I cant seem to download this link for the shortcut. Ive tried to copy manually but something is going wrong. i get it to save the screenshot in my desegnated folder but then nothing/

You need to be a bit more specific as to what happens at which step... Are you trying to import the whole process - the Macro and the shortcut? The way how I have it is that at the end the result is saved in the clipboard - i.e. just CMD+V (paste) in text editor or so will give you the result of the OCR. This is how it's intended to work (per my needs).

  1. I've tried now the link of the shortcut - it works fine, once you click on the link it gets you to the shortcut and you just click - add to shortcuts on your computer (provided you have already the shortcuts app on your mac).
  2. here again all the actions - maybe this helps?
    Need more info to be able to help you...

I get this error on shortcuts. If i Paste after doing this macro it just pastes the actual screenshot.
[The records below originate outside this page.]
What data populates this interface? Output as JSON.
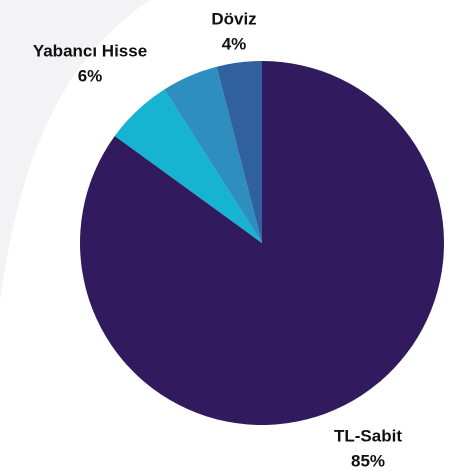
{
  "chart_data": {
    "type": "pie",
    "categories": [
      "TL-Sabit",
      "Yabancı Hisse",
      null,
      "Döviz"
    ],
    "values": [
      85,
      6,
      5,
      4
    ],
    "value_labels": [
      "85%",
      "6%",
      null,
      "4%"
    ],
    "colors": [
      "#321a5e",
      "#17b4d1",
      "#2e8ec0",
      "#30609e"
    ]
  }
}
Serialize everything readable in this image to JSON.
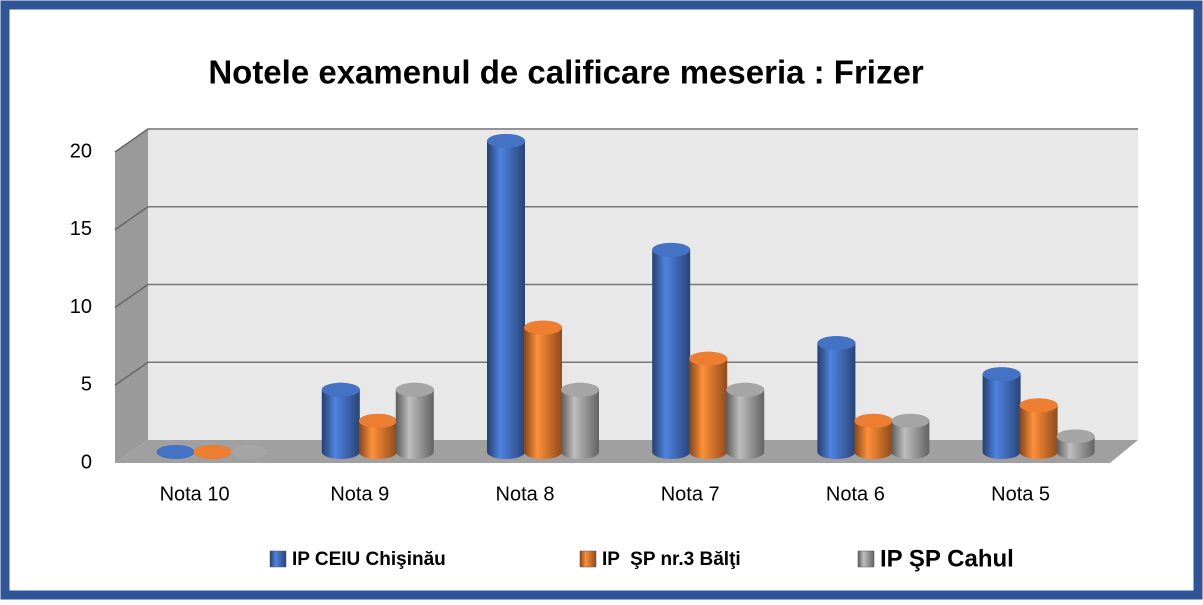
{
  "chart_data": {
    "type": "bar3d",
    "title": "Notele examenul de calificare meseria : Frizer",
    "categories": [
      "Nota 10",
      "Nota 9",
      "Nota 8",
      "Nota 7",
      "Nota 6",
      "Nota 5"
    ],
    "series": [
      {
        "name": "IP CEIU Chişinău",
        "color": "#4472c4",
        "values": [
          0,
          4,
          20,
          13,
          7,
          5
        ]
      },
      {
        "name": "IP  ŞP nr.3 Bălţi",
        "color": "#ed7d31",
        "values": [
          0,
          2,
          8,
          6,
          2,
          3
        ]
      },
      {
        "name": "IP ŞP Cahul",
        "color": "#a5a5a5",
        "values": [
          0,
          4,
          4,
          4,
          2,
          1
        ]
      }
    ],
    "ylim": [
      0,
      20
    ],
    "yticks": [
      0,
      5,
      10,
      15,
      20
    ],
    "grid": true
  }
}
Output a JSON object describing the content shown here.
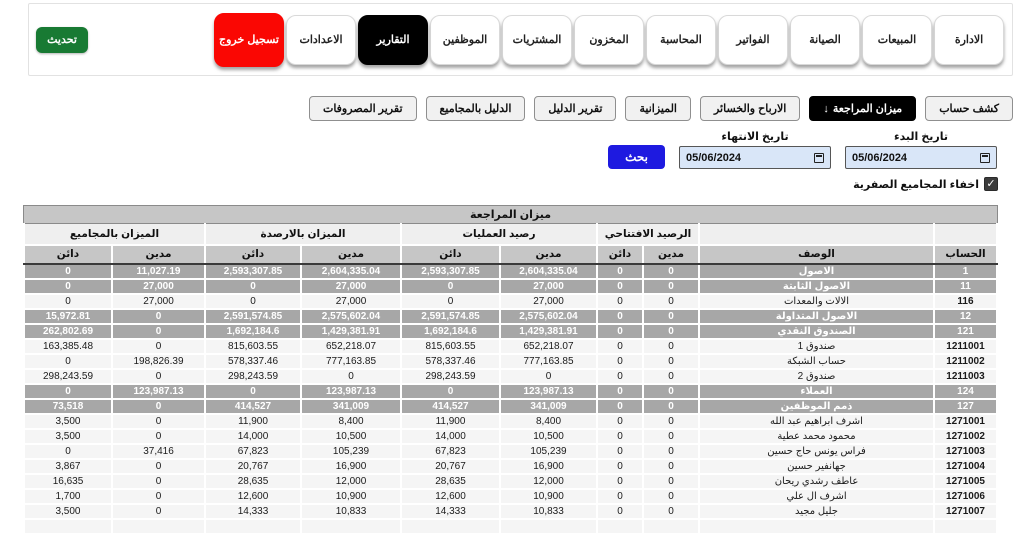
{
  "colors": {
    "refresh_green": "#187a33",
    "logout_red": "#fa0703",
    "search_blue": "#1e1ae0",
    "active_black": "#000000",
    "field_blue": "#d9e6f8",
    "group_row_gray": "#a7a7a7",
    "header_gray": "#c6c6c6"
  },
  "topnav": {
    "refresh_label": "تحديث",
    "buttons": [
      {
        "label": "الادارة",
        "style": "default"
      },
      {
        "label": "المبيعات",
        "style": "default"
      },
      {
        "label": "الصيانة",
        "style": "default"
      },
      {
        "label": "الفواتير",
        "style": "default"
      },
      {
        "label": "المحاسبة",
        "style": "default"
      },
      {
        "label": "المخزون",
        "style": "default"
      },
      {
        "label": "المشتريات",
        "style": "default"
      },
      {
        "label": "الموظفين",
        "style": "default"
      },
      {
        "label": "التقارير",
        "style": "active"
      },
      {
        "label": "الاعدادات",
        "style": "default"
      },
      {
        "label": "تسجيل خروج",
        "style": "logout"
      }
    ]
  },
  "report_tabs": [
    {
      "label": "كشف حساب",
      "active": false,
      "arrow": ""
    },
    {
      "label": "ميزان المراجعة",
      "active": true,
      "arrow": "↓"
    },
    {
      "label": "الارباح والخسائر",
      "active": false,
      "arrow": ""
    },
    {
      "label": "الميزانية",
      "active": false,
      "arrow": ""
    },
    {
      "label": "تقرير الدليل",
      "active": false,
      "arrow": ""
    },
    {
      "label": "الدليل بالمجاميع",
      "active": false,
      "arrow": ""
    },
    {
      "label": "تقرير المصروفات",
      "active": false,
      "arrow": ""
    }
  ],
  "filters": {
    "start_date_label": "تاريخ البدء",
    "start_date_value": "05/06/2024",
    "end_date_label": "تاريخ الانتهاء",
    "end_date_value": "05/06/2024",
    "search_label": "بحث",
    "hide_zero_label": "اخفاء المجاميع الصفرية",
    "hide_zero_checked": true,
    "checkmark": "✓"
  },
  "table": {
    "title": "ميزان المراجعة",
    "groups": {
      "opening": "الرصيد الافتتاحي",
      "operations": "رصيد العمليات",
      "balances": "الميزان بالارصدة",
      "totals": "الميزان بالمجاميع"
    },
    "columns": {
      "account": "الحساب",
      "description": "الوصف",
      "debit": "مدين",
      "credit": "دائن"
    },
    "rows": [
      {
        "account": "1",
        "name": "الاصول",
        "level": "group",
        "od": "0",
        "oc": "0",
        "pd": "2,604,335.04",
        "pc": "2,593,307.85",
        "bd": "2,604,335.04",
        "bc": "2,593,307.85",
        "td": "11,027.19",
        "tc": "0"
      },
      {
        "account": "11",
        "name": "الاصول الثابتة",
        "level": "group",
        "od": "0",
        "oc": "0",
        "pd": "27,000",
        "pc": "0",
        "bd": "27,000",
        "bc": "0",
        "td": "27,000",
        "tc": "0"
      },
      {
        "account": "116",
        "name": "الالات والمعدات",
        "level": "leaf",
        "od": "0",
        "oc": "0",
        "pd": "27,000",
        "pc": "0",
        "bd": "27,000",
        "bc": "0",
        "td": "27,000",
        "tc": "0"
      },
      {
        "account": "12",
        "name": "الاصول المتداولة",
        "level": "group",
        "od": "0",
        "oc": "0",
        "pd": "2,575,602.04",
        "pc": "2,591,574.85",
        "bd": "2,575,602.04",
        "bc": "2,591,574.85",
        "td": "0",
        "tc": "15,972.81"
      },
      {
        "account": "121",
        "name": "الصندوق النقدي",
        "level": "group",
        "od": "0",
        "oc": "0",
        "pd": "1,429,381.91",
        "pc": "1,692,184.6",
        "bd": "1,429,381.91",
        "bc": "1,692,184.6",
        "td": "0",
        "tc": "262,802.69"
      },
      {
        "account": "1211001",
        "name": "صندوق 1",
        "level": "leaf",
        "od": "0",
        "oc": "0",
        "pd": "652,218.07",
        "pc": "815,603.55",
        "bd": "652,218.07",
        "bc": "815,603.55",
        "td": "0",
        "tc": "163,385.48"
      },
      {
        "account": "1211002",
        "name": "حساب الشبكة",
        "level": "leaf",
        "od": "0",
        "oc": "0",
        "pd": "777,163.85",
        "pc": "578,337.46",
        "bd": "777,163.85",
        "bc": "578,337.46",
        "td": "198,826.39",
        "tc": "0"
      },
      {
        "account": "1211003",
        "name": "صندوق 2",
        "level": "leaf",
        "od": "0",
        "oc": "0",
        "pd": "0",
        "pc": "298,243.59",
        "bd": "0",
        "bc": "298,243.59",
        "td": "0",
        "tc": "298,243.59"
      },
      {
        "account": "124",
        "name": "العملاء",
        "level": "group",
        "od": "0",
        "oc": "0",
        "pd": "123,987.13",
        "pc": "0",
        "bd": "123,987.13",
        "bc": "0",
        "td": "123,987.13",
        "tc": "0"
      },
      {
        "account": "127",
        "name": "ذمم الموظفين",
        "level": "group",
        "od": "0",
        "oc": "0",
        "pd": "341,009",
        "pc": "414,527",
        "bd": "341,009",
        "bc": "414,527",
        "td": "0",
        "tc": "73,518"
      },
      {
        "account": "1271001",
        "name": "اشرف ابراهيم عبد الله",
        "level": "leaf",
        "od": "0",
        "oc": "0",
        "pd": "8,400",
        "pc": "11,900",
        "bd": "8,400",
        "bc": "11,900",
        "td": "0",
        "tc": "3,500"
      },
      {
        "account": "1271002",
        "name": "محمود محمد عطية",
        "level": "leaf",
        "od": "0",
        "oc": "0",
        "pd": "10,500",
        "pc": "14,000",
        "bd": "10,500",
        "bc": "14,000",
        "td": "0",
        "tc": "3,500"
      },
      {
        "account": "1271003",
        "name": "فراس يونس حاج حسين",
        "level": "leaf",
        "od": "0",
        "oc": "0",
        "pd": "105,239",
        "pc": "67,823",
        "bd": "105,239",
        "bc": "67,823",
        "td": "37,416",
        "tc": "0"
      },
      {
        "account": "1271004",
        "name": "جهانفير حسين",
        "level": "leaf",
        "od": "0",
        "oc": "0",
        "pd": "16,900",
        "pc": "20,767",
        "bd": "16,900",
        "bc": "20,767",
        "td": "0",
        "tc": "3,867"
      },
      {
        "account": "1271005",
        "name": "عاطف رشدي ريحان",
        "level": "leaf",
        "od": "0",
        "oc": "0",
        "pd": "12,000",
        "pc": "28,635",
        "bd": "12,000",
        "bc": "28,635",
        "td": "0",
        "tc": "16,635"
      },
      {
        "account": "1271006",
        "name": "اشرف ال علي",
        "level": "leaf",
        "od": "0",
        "oc": "0",
        "pd": "10,900",
        "pc": "12,600",
        "bd": "10,900",
        "bc": "12,600",
        "td": "0",
        "tc": "1,700"
      },
      {
        "account": "1271007",
        "name": "جليل مجيد",
        "level": "leaf",
        "od": "0",
        "oc": "0",
        "pd": "10,833",
        "pc": "14,333",
        "bd": "10,833",
        "bc": "14,333",
        "td": "0",
        "tc": "3,500"
      }
    ]
  }
}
OK i used safari and got the shortcut imported properly. the warning no longer showing up but after running macro and pasting in say Notes theres just blank

Good point about the Safari.. haven't thought about it.
I'm not that huge expert, this is why I just import the macros and edit only the path... In your case I see you used different variable, which you set in the first step:
Set Variable - LOCAL__Screen
This needs to be the same variable in the Shell Script execution, there you used "Var"...
i.e. in the Shell script - change the save to variable to be LOCAL__Screen, then in the last step it will be %Variable%LOCAL__Screen%

Then it should work... Or just really copy/paste my setup :slight_smile: